Glenn Greenwald cites records showing that the telecom companies are spending incredible amounts of money on lobbying Congress for immunity from suits regarding their cooperation with the Bush administration on warrantless wiretapping and other illegal programs.
Just in the first three months of 2008, recent lobbyist disclosure statements reveal that AT&T spent $5.2 million in lobbyist fees (putting it well ahead of its 2007 pace, when it spent just over $17 million). In the first quarter of 2008, Verizon spent $4.8 million on lobbyist fees, while Comcast spent $2.6 million. So in the first three months of this year, those three telecoms — which would be among the biggest beneficiaries of telecom amnesty (right after the White House) — spent a combined total of almost $13 million on lobbyists. They’re on pace to spend more than $50 million on lobbying this year — just those three companies.
And as Greenwald points out, this tends to put the lie to all those claims about the poor telecom companies being threatened with lawsuits by those well-funded “special interests”:
Let’s pause for a brief minute to reflect on how ludicrous and deceptive — laughably so — are some of the main FISA/telecom claims that are being advanced. We continuously hear, for instance, that these poor, beleaguered telecoms need protection from the big, money-hungry plaintiffs’ lawyers driving these “costly” surveillance lawsuits. One of the two organizations leading the litigation against the telecoms (along with the ACLU) is the non-profit group Electronic Frontiers Foundation.

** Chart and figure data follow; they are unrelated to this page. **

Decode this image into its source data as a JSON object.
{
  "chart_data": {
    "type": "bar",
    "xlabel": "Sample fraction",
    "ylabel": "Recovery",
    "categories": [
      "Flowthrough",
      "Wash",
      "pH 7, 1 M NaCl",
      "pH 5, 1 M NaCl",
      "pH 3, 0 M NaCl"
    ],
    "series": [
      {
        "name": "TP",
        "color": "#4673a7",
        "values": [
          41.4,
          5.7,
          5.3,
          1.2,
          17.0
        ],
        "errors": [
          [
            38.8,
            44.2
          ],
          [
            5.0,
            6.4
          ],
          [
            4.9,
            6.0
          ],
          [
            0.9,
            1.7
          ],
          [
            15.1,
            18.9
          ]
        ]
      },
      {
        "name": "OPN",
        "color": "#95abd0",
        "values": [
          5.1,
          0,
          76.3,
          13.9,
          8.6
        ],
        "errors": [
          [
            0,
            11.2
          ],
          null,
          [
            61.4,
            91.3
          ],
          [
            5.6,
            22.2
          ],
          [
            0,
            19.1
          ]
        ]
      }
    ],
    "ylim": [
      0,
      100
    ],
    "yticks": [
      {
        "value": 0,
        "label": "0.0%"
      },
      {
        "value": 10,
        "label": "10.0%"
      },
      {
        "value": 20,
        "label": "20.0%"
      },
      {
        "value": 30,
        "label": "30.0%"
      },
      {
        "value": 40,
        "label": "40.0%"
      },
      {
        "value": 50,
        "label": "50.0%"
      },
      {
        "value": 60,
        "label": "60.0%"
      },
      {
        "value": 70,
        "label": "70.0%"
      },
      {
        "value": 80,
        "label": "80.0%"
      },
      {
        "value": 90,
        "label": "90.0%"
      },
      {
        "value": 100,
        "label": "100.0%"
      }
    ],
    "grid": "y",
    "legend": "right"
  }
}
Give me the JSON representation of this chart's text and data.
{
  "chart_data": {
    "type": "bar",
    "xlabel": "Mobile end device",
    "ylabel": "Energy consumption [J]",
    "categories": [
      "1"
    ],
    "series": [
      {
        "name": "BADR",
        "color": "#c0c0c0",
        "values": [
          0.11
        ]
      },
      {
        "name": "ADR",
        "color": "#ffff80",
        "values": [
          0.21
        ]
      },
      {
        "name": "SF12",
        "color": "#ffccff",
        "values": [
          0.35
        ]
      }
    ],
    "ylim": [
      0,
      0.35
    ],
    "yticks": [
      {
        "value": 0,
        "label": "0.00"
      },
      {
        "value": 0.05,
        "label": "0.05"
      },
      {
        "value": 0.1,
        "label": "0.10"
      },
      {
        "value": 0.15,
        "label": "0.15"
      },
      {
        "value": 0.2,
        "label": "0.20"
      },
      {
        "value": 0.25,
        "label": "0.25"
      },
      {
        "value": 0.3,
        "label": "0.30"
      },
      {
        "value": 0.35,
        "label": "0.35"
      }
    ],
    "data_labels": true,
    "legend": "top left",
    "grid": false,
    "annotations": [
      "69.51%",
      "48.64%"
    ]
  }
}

Here is what EFF’s Kurt Opsahl wrote this week:
“To put this into perspective, AT&T’s spending for three months on lobbying alone is significantly more than the entire EFF budget for a whole year, from attorneys to sys admins, pencils to bandwidth.”
And then there’s the claim — advanced by the likes of The Washington Post’s Fred Hiatt, among others — that it’s a grave injustice to force these telecoms to incur attorneys fees in order to defend themselves against allegations that they broke the law because the litigation is so “costly.” Yet here these telecoms are spending $1 million per month or more in order to send former government officials to pressure members of Congress to write our laws the way they want them to be written.
Incidentally, they’re also paying PR and lobbying firms owned by folks who are running and raising funds for McCain’s campaign:
Then there are the specific lobbying arrangements these telecoms have regarding FISA. AT&T, for instance, paid $120,000 in the first three months of 2008 to the lobbying firm of BSKH & Associates — the firm of which Charlie Black, top campaign adviser to John McCain, is a founding partner. According to BSKH’s lobbyist disclosure form (.pdf), Charlie Black himself, at the same time he was advising McCain, was one of the individuals paid by AT&T to lobby Congress on FISA…
Last year, AT&T paid $400,000 to Black’s firm. Black was taking money from AT&T to lobby on FISA and simultaneously advising McCain. McCain, needless to say, voted in favor of granting amnesty to AT&T and the other telecoms at exactly the time that his close adviser, Black, was taking money from AT&T to influence Congress on its behalf. And, of course, AT&T and Verizon are among McCain’s top donors.
And remember, McCain has railed against what he calls “the iron triangle of big money, special-interest lobbyists, and the legislation they buy” and “the ‘revolving door’ by which lawmakers and other influential officials leave their posts and become lobbyists for the special interests they have aided.” Maverick, indeed.